Weil in diesem Europa der Regierungsbeamten das europäische Gemeinwohl noch stets in das Konzept der nationalen Karos gepresst wird, herrscht seit Jahren in zentralen Politikfeldern rasender Stillstand. Nur so konnte es dazu kommen, dass zwar der große EU-Binnenmarkt geschaffen wurde, aber kein EU-Gesetz, das Steuerflucht und -dumping verhindert. Nur darum gibt es bis heute keine ernst zu nehmende europäische Außenpolitik, keine konsistente EU-Forschungspolitik, keine zukunftsgerechte EU-Energiepolitik und vieles mehr. Und nur deshalb können groteske Konstruktionen wie die Agrarsubventionen zum Schaden der Entwicklungsländer oder der absurd unfaire Briten-Rabatt überhaupt jahrzehntelang Bestand haben.
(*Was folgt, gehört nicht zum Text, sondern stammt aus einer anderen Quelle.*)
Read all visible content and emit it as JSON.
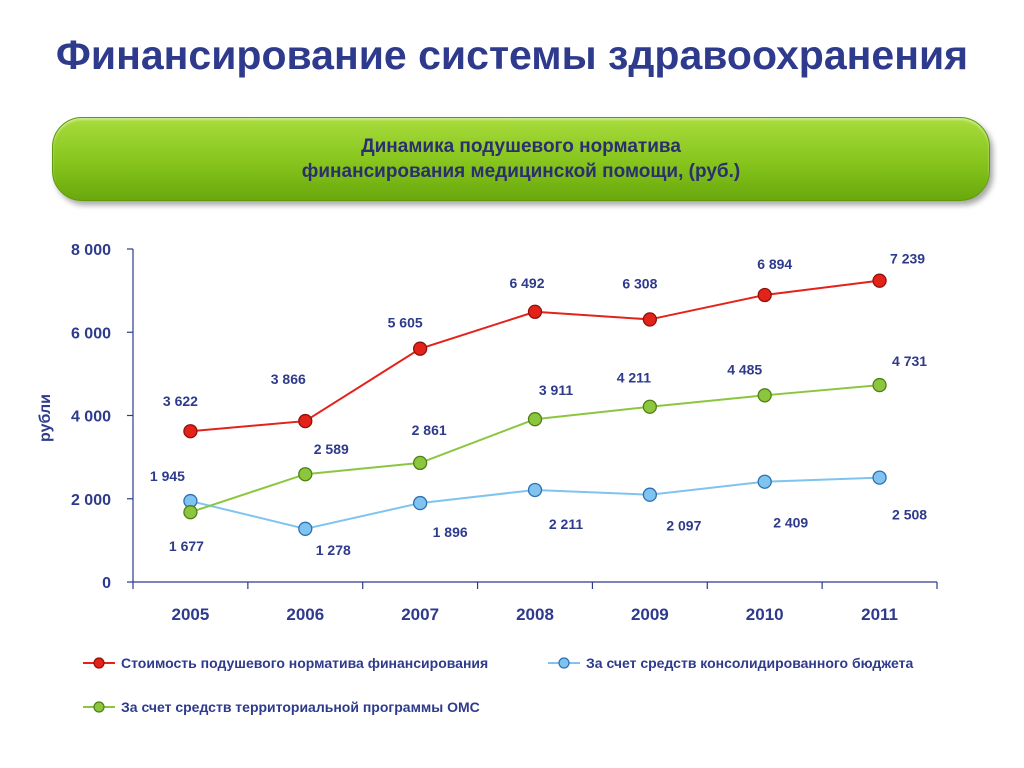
{
  "page": {
    "title": "Финансирование системы здравоохранения"
  },
  "banner": {
    "line1": "Динамика подушевого норматива",
    "line2": "финансирования медицинской помощи, (руб.)"
  },
  "chart_data": {
    "type": "line",
    "x": [
      "2005",
      "2006",
      "2007",
      "2008",
      "2009",
      "2010",
      "2011"
    ],
    "ylabel": "рубли",
    "ylim": [
      0,
      8000
    ],
    "yticks": [
      0,
      2000,
      4000,
      6000,
      8000
    ],
    "ytick_labels": [
      "0",
      "2 000",
      "4 000",
      "6 000",
      "8 000"
    ],
    "grid": false,
    "legend_position": "bottom",
    "series": [
      {
        "name": "Стоимость подушевого норматива финансирования",
        "color": "#e32219",
        "values": [
          3622,
          3866,
          5605,
          6492,
          6308,
          6894,
          7239
        ],
        "labels": [
          "3 622",
          "3 866",
          "5 605",
          "6 492",
          "6 308",
          "6 894",
          "7 239"
        ]
      },
      {
        "name": "За счет средств консолидированного бюджета",
        "color": "#7fc4ee",
        "values": [
          1945,
          1278,
          1896,
          2211,
          2097,
          2409,
          2508
        ],
        "labels": [
          "1 945",
          "1 278",
          "1 896",
          "2 211",
          "2 097",
          "2 409",
          "2 508"
        ]
      },
      {
        "name": "За счет средств территориальной программы ОМС",
        "color": "#8cc63f",
        "values": [
          1677,
          2589,
          2861,
          3911,
          4211,
          4485,
          4731
        ],
        "labels": [
          "1 677",
          "2 589",
          "2 861",
          "3 911",
          "4 211",
          "4 485",
          "4 731"
        ]
      }
    ]
  }
}
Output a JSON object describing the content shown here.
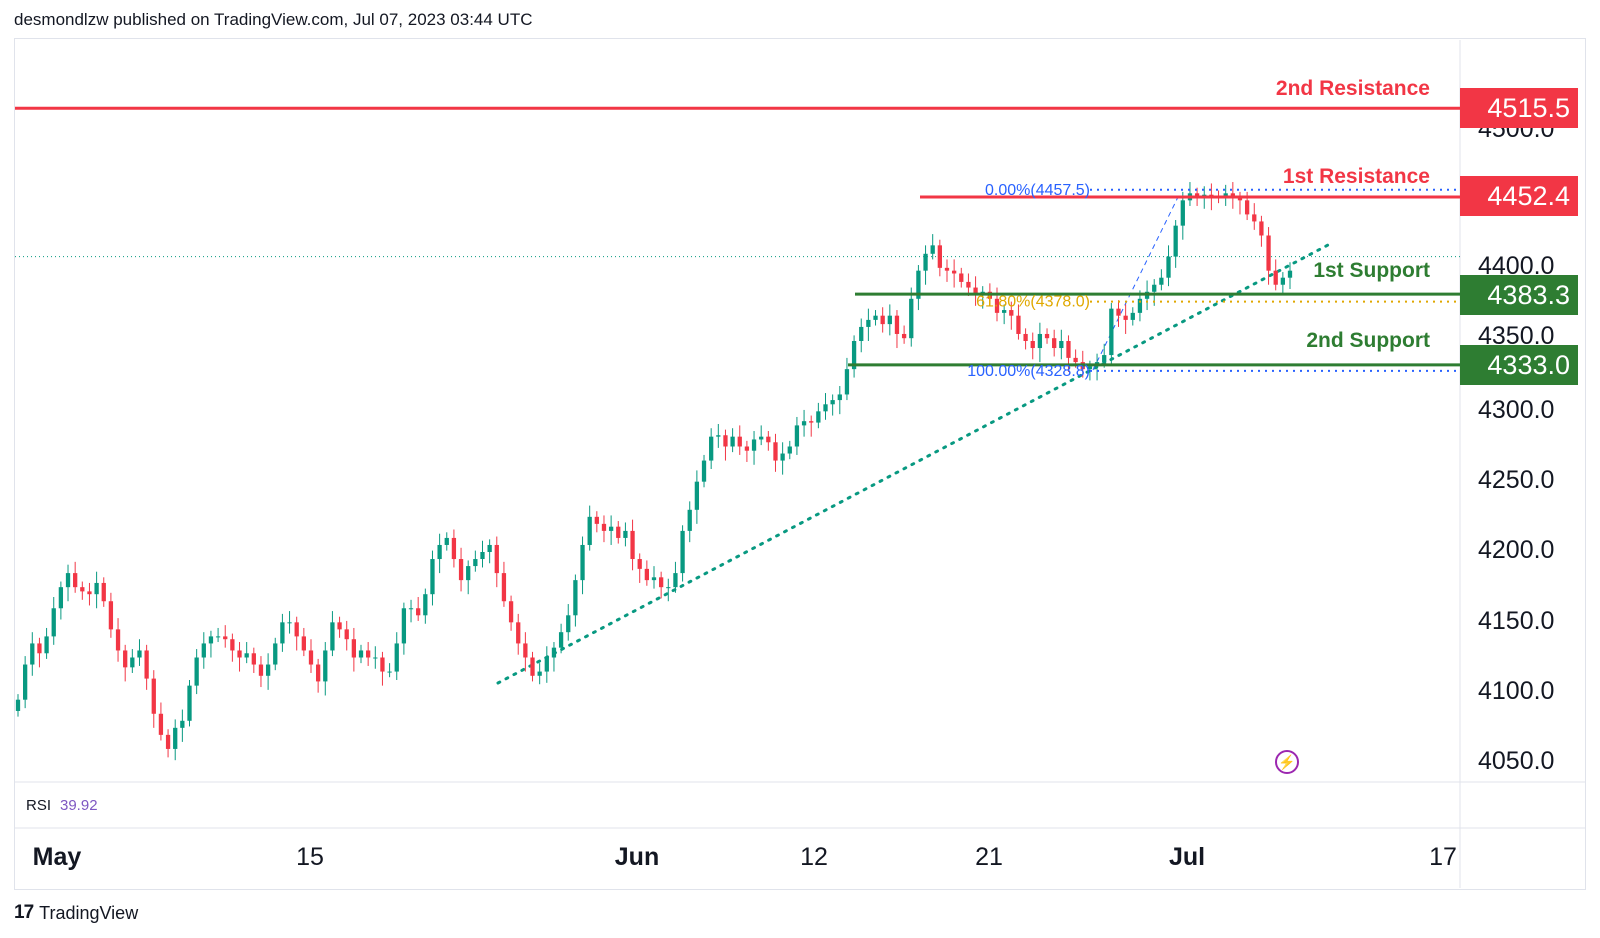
{
  "header": {
    "publisher_line": "desmondlzw published on TradingView.com, Jul 07, 2023 03:44 UTC"
  },
  "footer": {
    "brand": "TradingView",
    "logo_mark": "17"
  },
  "rsi": {
    "label": "RSI",
    "value": "39.92"
  },
  "colors": {
    "up": "#089981",
    "down": "#f23645",
    "resistance": "#f23645",
    "support": "#2e7d32",
    "fib": "#2962ff",
    "fib_618": "#e0a800",
    "trendline": "#089981",
    "rsi_accent": "#7e57c2"
  },
  "chart_data": {
    "type": "candlestick",
    "title": "",
    "x_axis_ticks": [
      "May",
      "15",
      "Jun",
      "12",
      "21",
      "Jul",
      "17"
    ],
    "y_axis_ticks": [
      "4500.0",
      "4400.0",
      "4350.0",
      "4300.0",
      "4250.0",
      "4200.0",
      "4150.0",
      "4100.0",
      "4050.0"
    ],
    "y_range": [
      4030,
      4560
    ],
    "levels": [
      {
        "name": "2nd Resistance",
        "value": 4515.5,
        "badge": "4515.5",
        "kind": "resistance"
      },
      {
        "name": "1st Resistance",
        "value": 4452.4,
        "badge": "4452.4",
        "kind": "resistance"
      },
      {
        "name": "1st Support",
        "value": 4383.3,
        "badge": "4383.3",
        "kind": "support"
      },
      {
        "name": "2nd Support",
        "value": 4333.0,
        "badge": "4333.0",
        "kind": "support"
      }
    ],
    "fibonacci": [
      {
        "label": "0.00%(4457.5)",
        "value": 4457.5
      },
      {
        "label": "61.80%(4378.0)",
        "value": 4378.0
      },
      {
        "label": "100.00%(4328.8)",
        "value": 4328.8
      }
    ],
    "last_price_line": 4410,
    "candles_close": [
      4095,
      4120,
      4135,
      4128,
      4140,
      4160,
      4175,
      4185,
      4175,
      4172,
      4170,
      4178,
      4165,
      4145,
      4130,
      4118,
      4125,
      4130,
      4110,
      4085,
      4070,
      4060,
      4075,
      4080,
      4105,
      4125,
      4135,
      4140,
      4140,
      4138,
      4130,
      4125,
      4128,
      4120,
      4112,
      4120,
      4135,
      4150,
      4150,
      4140,
      4130,
      4120,
      4108,
      4130,
      4150,
      4145,
      4138,
      4125,
      4130,
      4125,
      4125,
      4115,
      4115,
      4135,
      4160,
      4160,
      4155,
      4170,
      4195,
      4205,
      4210,
      4195,
      4180,
      4190,
      4195,
      4200,
      4205,
      4185,
      4165,
      4150,
      4135,
      4125,
      4112,
      4115,
      4125,
      4132,
      4143,
      4155,
      4180,
      4205,
      4225,
      4220,
      4215,
      4218,
      4210,
      4215,
      4195,
      4188,
      4180,
      4182,
      4175,
      4175,
      4185,
      4215,
      4230,
      4250,
      4265,
      4282,
      4283,
      4275,
      4282,
      4275,
      4272,
      4280,
      4282,
      4278,
      4265,
      4270,
      4275,
      4290,
      4293,
      4292,
      4300,
      4305,
      4308,
      4312,
      4330,
      4350,
      4360,
      4365,
      4368,
      4362,
      4368,
      4355,
      4352,
      4380,
      4400,
      4412,
      4418,
      4402,
      4400,
      4398,
      4392,
      4388,
      4383,
      4385,
      4380,
      4370,
      4372,
      4368,
      4355,
      4350,
      4345,
      4355,
      4352,
      4345,
      4350,
      4338,
      4335,
      4330,
      4332,
      4335,
      4340,
      4373,
      4368,
      4365,
      4370,
      4380,
      4385,
      4390,
      4395,
      4410,
      4432,
      4450,
      4455,
      4452,
      4454,
      4453,
      4452,
      4455,
      4452,
      4450,
      4440,
      4435,
      4425,
      4400,
      4390,
      4395,
      4400
    ]
  }
}
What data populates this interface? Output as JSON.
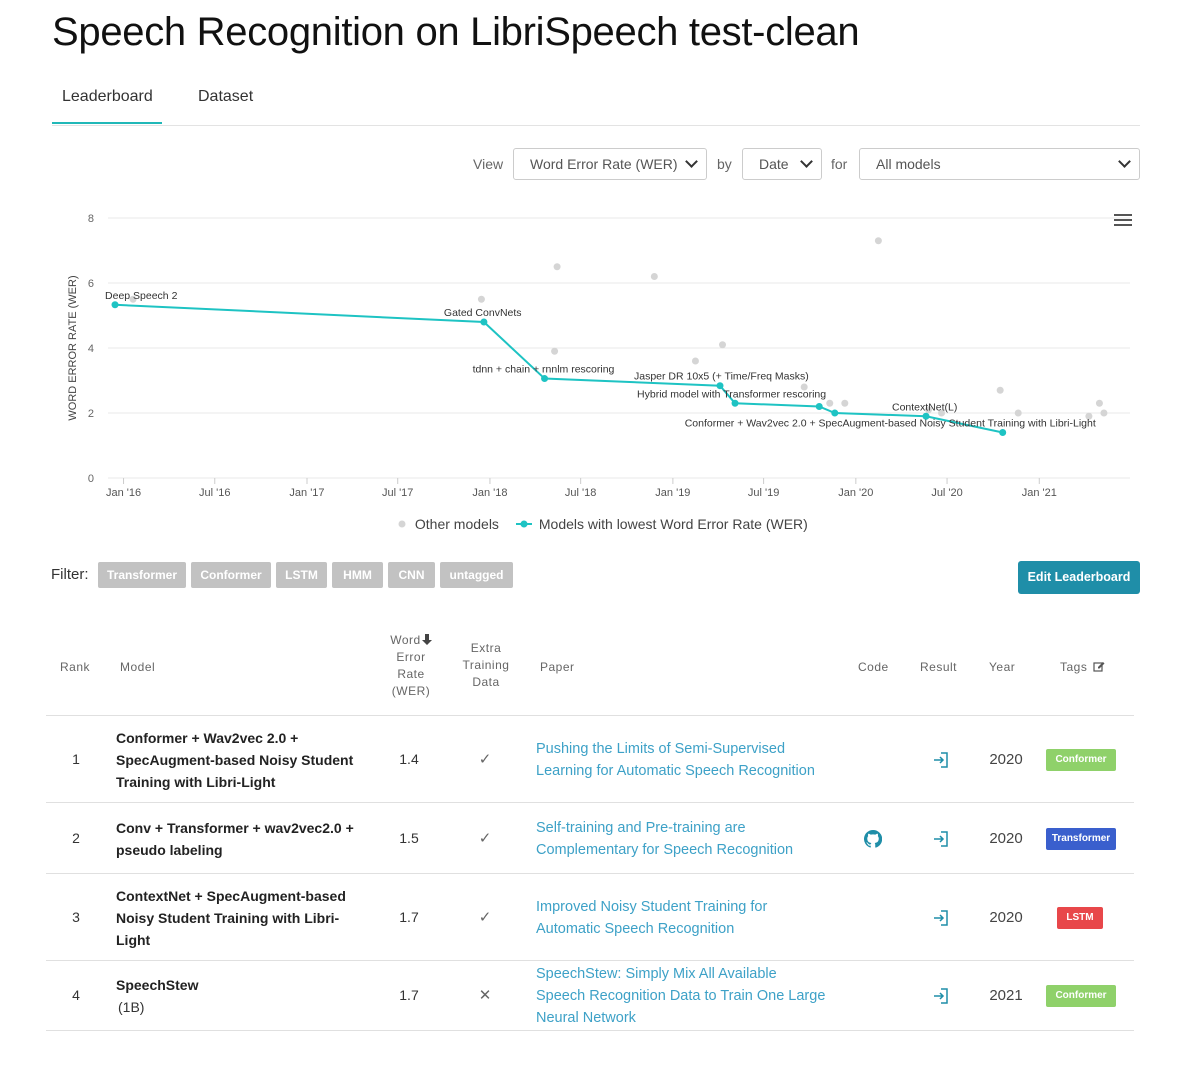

So ist die europäische Integration nicht deshalb in der Krise, weil die Bürger zu dumm sind, die Absichten ihrer Regierungen zu verstehen. Sondern umgekehrt ist es richtig: Die Regierungen weigern sich, die nötigen Lektionen aus der Ablehnung ihres Beamtenprojekts in der Bevölkerung zu ziehen. Stets betonen Europas politische Führer aller Couleurs, für die großen Probleme unserer Zeit könne es nur europäische Lösungen geben. Aber ebenso hartnäckig halten sie daran fest, in allen wesentlichen Fragen die nationale Kontrolle nicht aus der Hand zu geben. Daran sollte auch die neue Verfassung im Grundsatz nichts ändern. Weder sollten die Bürger die EU-Kommission selber wählen dürfen, noch hätten die EU-Parlamentarier das Recht erhalten, selbst Gesetze einzubringen. Es sind diese grundsätzlichen Mängel der Union, die nun auf die Tagesordnung in Brüssel gehören. Die Zeit der europäischen Technokraten-Lösungen ist zu Ende. Nur mit voller Demokratisierung der EU-Gesetzgebung wird sich die Zustimmung zum europäischen Projekt zurückgewinnen lassen.